Written by Graham Chapman and John Cleese, Holy Grail has long been a cult favourite. And even for those completely in the dark about the Python phenomenon -- cretins, I tell you, absolute cretins -- it is a standalone piece of work that has inspired comics worldwide for just over three decades.
First, for the uninitiated, a quick introduction to The Pythons. These guys were the creators of a TV comedy series that appeared in 1969. After 45 episodes aired over five years, it took on a life of its own, generating live tours, audio recordings, four films, and even computer games. As for the name, 'Monty' was a tribute to a renowned British WWII general called Lord Bernard Montgomery. The team also wanted a name that sounded 'slippery'. Hence, 'Python'.
In terms of the group's importance, critics have often compared the effect of the Pythons on comedy to that of The Beatles on popular music. In a poll to find The Comedian's Comedian -- conducted as recently as this year -- three of the six members were voted amongst the top 50 comedy acts ever, by fellow comedians.
Lesson over, back to the Holy Grail.
The gist of the plot -- if you must call it that -- is this: King Arthur wants to round up the most famous knights in the land to help him find the Grail. The setting is medieval; the dialogue, drop-dead hilarious. The film is constructed as a series of sketches, each designed to bring the principal characters closer to the Grail. And, as a typical Python parody, nothing is sacred.
King Arthur actually has to use something called the Holy Hand Grenade of Antioch to take out a killer rabbit (!), for instance, while Gallahad the Pure has to be rescued, somewhat against his wishes, from nymphomaniacs.

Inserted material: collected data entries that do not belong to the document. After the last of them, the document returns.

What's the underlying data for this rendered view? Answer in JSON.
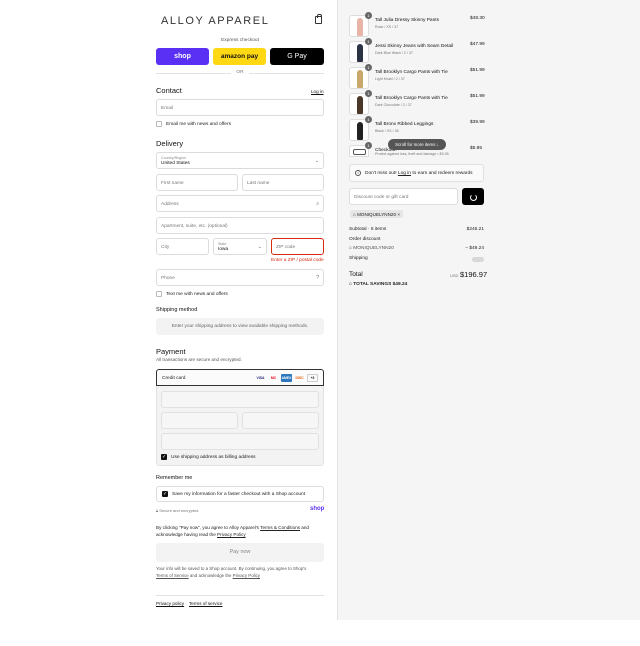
{
  "header": {
    "brand": "ALLOY APPAREL",
    "cart_icon": "shopping-bag-icon"
  },
  "express": {
    "title": "Express checkout",
    "buttons": [
      {
        "label": "shop",
        "color": "#5a31f4"
      },
      {
        "label": "amazon pay",
        "color": "#ffd814"
      },
      {
        "label": "G Pay",
        "color": "#000000"
      }
    ],
    "or": "OR"
  },
  "contact": {
    "title": "Contact",
    "login": "Log in",
    "email_placeholder": "Email",
    "email_news": "Email me with news and offers"
  },
  "delivery": {
    "title": "Delivery",
    "country_label": "Country/Region",
    "country_value": "United States",
    "first_name": "First name",
    "last_name": "Last name",
    "address": "Address",
    "apartment": "Apartment, suite, etc. (optional)",
    "city": "City",
    "state_label": "State",
    "state_value": "Iowa",
    "zip": "ZIP code",
    "zip_error": "Enter a ZIP / postal code",
    "phone": "Phone",
    "text_news": "Text me with news and offers"
  },
  "shipping_method": {
    "title": "Shipping method",
    "note": "Enter your shipping address to view available shipping methods."
  },
  "payment": {
    "title": "Payment",
    "subtitle": "All transactions are secure and encrypted.",
    "credit_card": "Credit card",
    "cards": [
      "VISA",
      "MC",
      "AMEX",
      "DISC",
      "+3"
    ],
    "billing_same": "Use shipping address as billing address"
  },
  "remember": {
    "title": "Remember me",
    "save_info": "Save my information for a faster checkout with a Shop account",
    "secure": "Secure and encrypted",
    "shop": "shop"
  },
  "legal": {
    "consent_1": "By clicking \"Pay now\", you agree to Alloy Apparel's ",
    "terms": "Terms & Conditions",
    "consent_2": " and",
    "consent_3": "acknowledge having read the ",
    "privacy": "Privacy Policy",
    "pay_now": "Pay now",
    "shop_note_1": "Your info will be saved to a Shop account. By continuing, you agree to Shop's",
    "shop_terms": "Terms of Service",
    "shop_note_2": " and acknowledge the ",
    "shop_privacy": "Privacy Policy",
    "footer_privacy": "Privacy policy",
    "footer_terms": "Terms of service"
  },
  "cart": {
    "items": [
      {
        "qty": "1",
        "name": "Tall Julia Dressy Skinny Pants",
        "variant": "Rose / XS / 37",
        "price": "$48.30",
        "color": "#e8b4a8"
      },
      {
        "qty": "1",
        "name": "Jessi Skinny Jeans with Seam Detail",
        "variant": "Dark Blue Wash / 2 / 37",
        "price": "$47.99",
        "color": "#2c3344"
      },
      {
        "qty": "1",
        "name": "Tall Brooklyn Cargo Pants with Tie",
        "variant": "Light Khaki / 2 / 37",
        "price": "$51.99",
        "color": "#c9a96a"
      },
      {
        "qty": "1",
        "name": "Tall Brooklyn Cargo Pants with Tie",
        "variant": "Dark Chocolate / 2 / 37",
        "price": "$51.99",
        "color": "#4a3728"
      },
      {
        "qty": "1",
        "name": "Tall Bronx Ribbed Leggings",
        "variant": "Black / XS / 35",
        "price": "$39.99",
        "color": "#222222"
      },
      {
        "qty": "1",
        "name": "Checkout+",
        "variant": "Protect against loss, theft and damage • $3.95",
        "price": "$5.95",
        "color": "#888888"
      }
    ],
    "scroll_hint": "Scroll for more items",
    "rewards_1": "Don't miss out! ",
    "rewards_login": "Log in",
    "rewards_2": " to earn and redeem rewards",
    "discount_placeholder": "Discount code or gift card",
    "tag": "MONIQUELYNN20",
    "subtotal_label": "Subtotal · 6 items",
    "subtotal_value": "$246.21",
    "order_discount": "Order discount",
    "discount_code": "MONIQUELYNN20",
    "discount_value": "− $49.24",
    "shipping_label": "Shipping",
    "total_label": "Total",
    "currency": "USD",
    "total_value": "$196.97",
    "savings_label": "TOTAL SAVINGS",
    "savings_value": "$49.24"
  }
}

Now, the easiest tendency for most viewers is to dismiss this semblance of a plot as unforgivably stupid. If you stop and think about it for a minute though, it takes a great deal of thought to pull off something silly. It explains why the Pythons have enjoyed the kind of longevity they have. For proof, try the scene involving The Knights who say NI. If it doesn't make you crack a smile, little else will.
In time-honoured, low-budget-comedy tradition, the lead actors take on an astonishing number of roles. Graham Chapman plays King Arthur, the Voice of God, and even a Hiccoughing Guard. John Cleese plays The Black Knight, Sir Lancelot the Brave and Taunting French Guard. Eric Idle is Sir Robin the Not-Quite-So-Brave-as-Sir Lancelot, while Terry Gilliam takes on the parts of an old man and the Green Knight. There's also Terry Jones and Michael Palin, with the latter playing Sir Galahad the Pure and Leader of The Knights who say NI.
Now for the best part: This is one of those rarities -- a DVD with extras that equal the original disc in terms of substance. Features include subtitles in a number of languages (for your Czech cousins, perhaps), subtitles for 'People Who Don't Like the Film', an 'Exciting Follow The Killer Rabbit feature', a version for the Hard of Hearing, an 18-minute report on location that was first broadcast in 1974, Terry Gilliam's famous original sketches, some behind-the-scenes photographs, and also 'A Load of Old Rubbish' -- supposedly a surprise package 'specially included for the mentally challenged.'
As if that weren't enough, you get three mindless sing-alongs, 'a glorious extra 24 seconds absolutely free,' other assorted bits and pieces of cinema that may or may not make sense depending on your state of sobriety, and, finally, an 'educational film' titled How To Use Your Coconuts.
Bizarre, it might be. But, God, so bloody funny.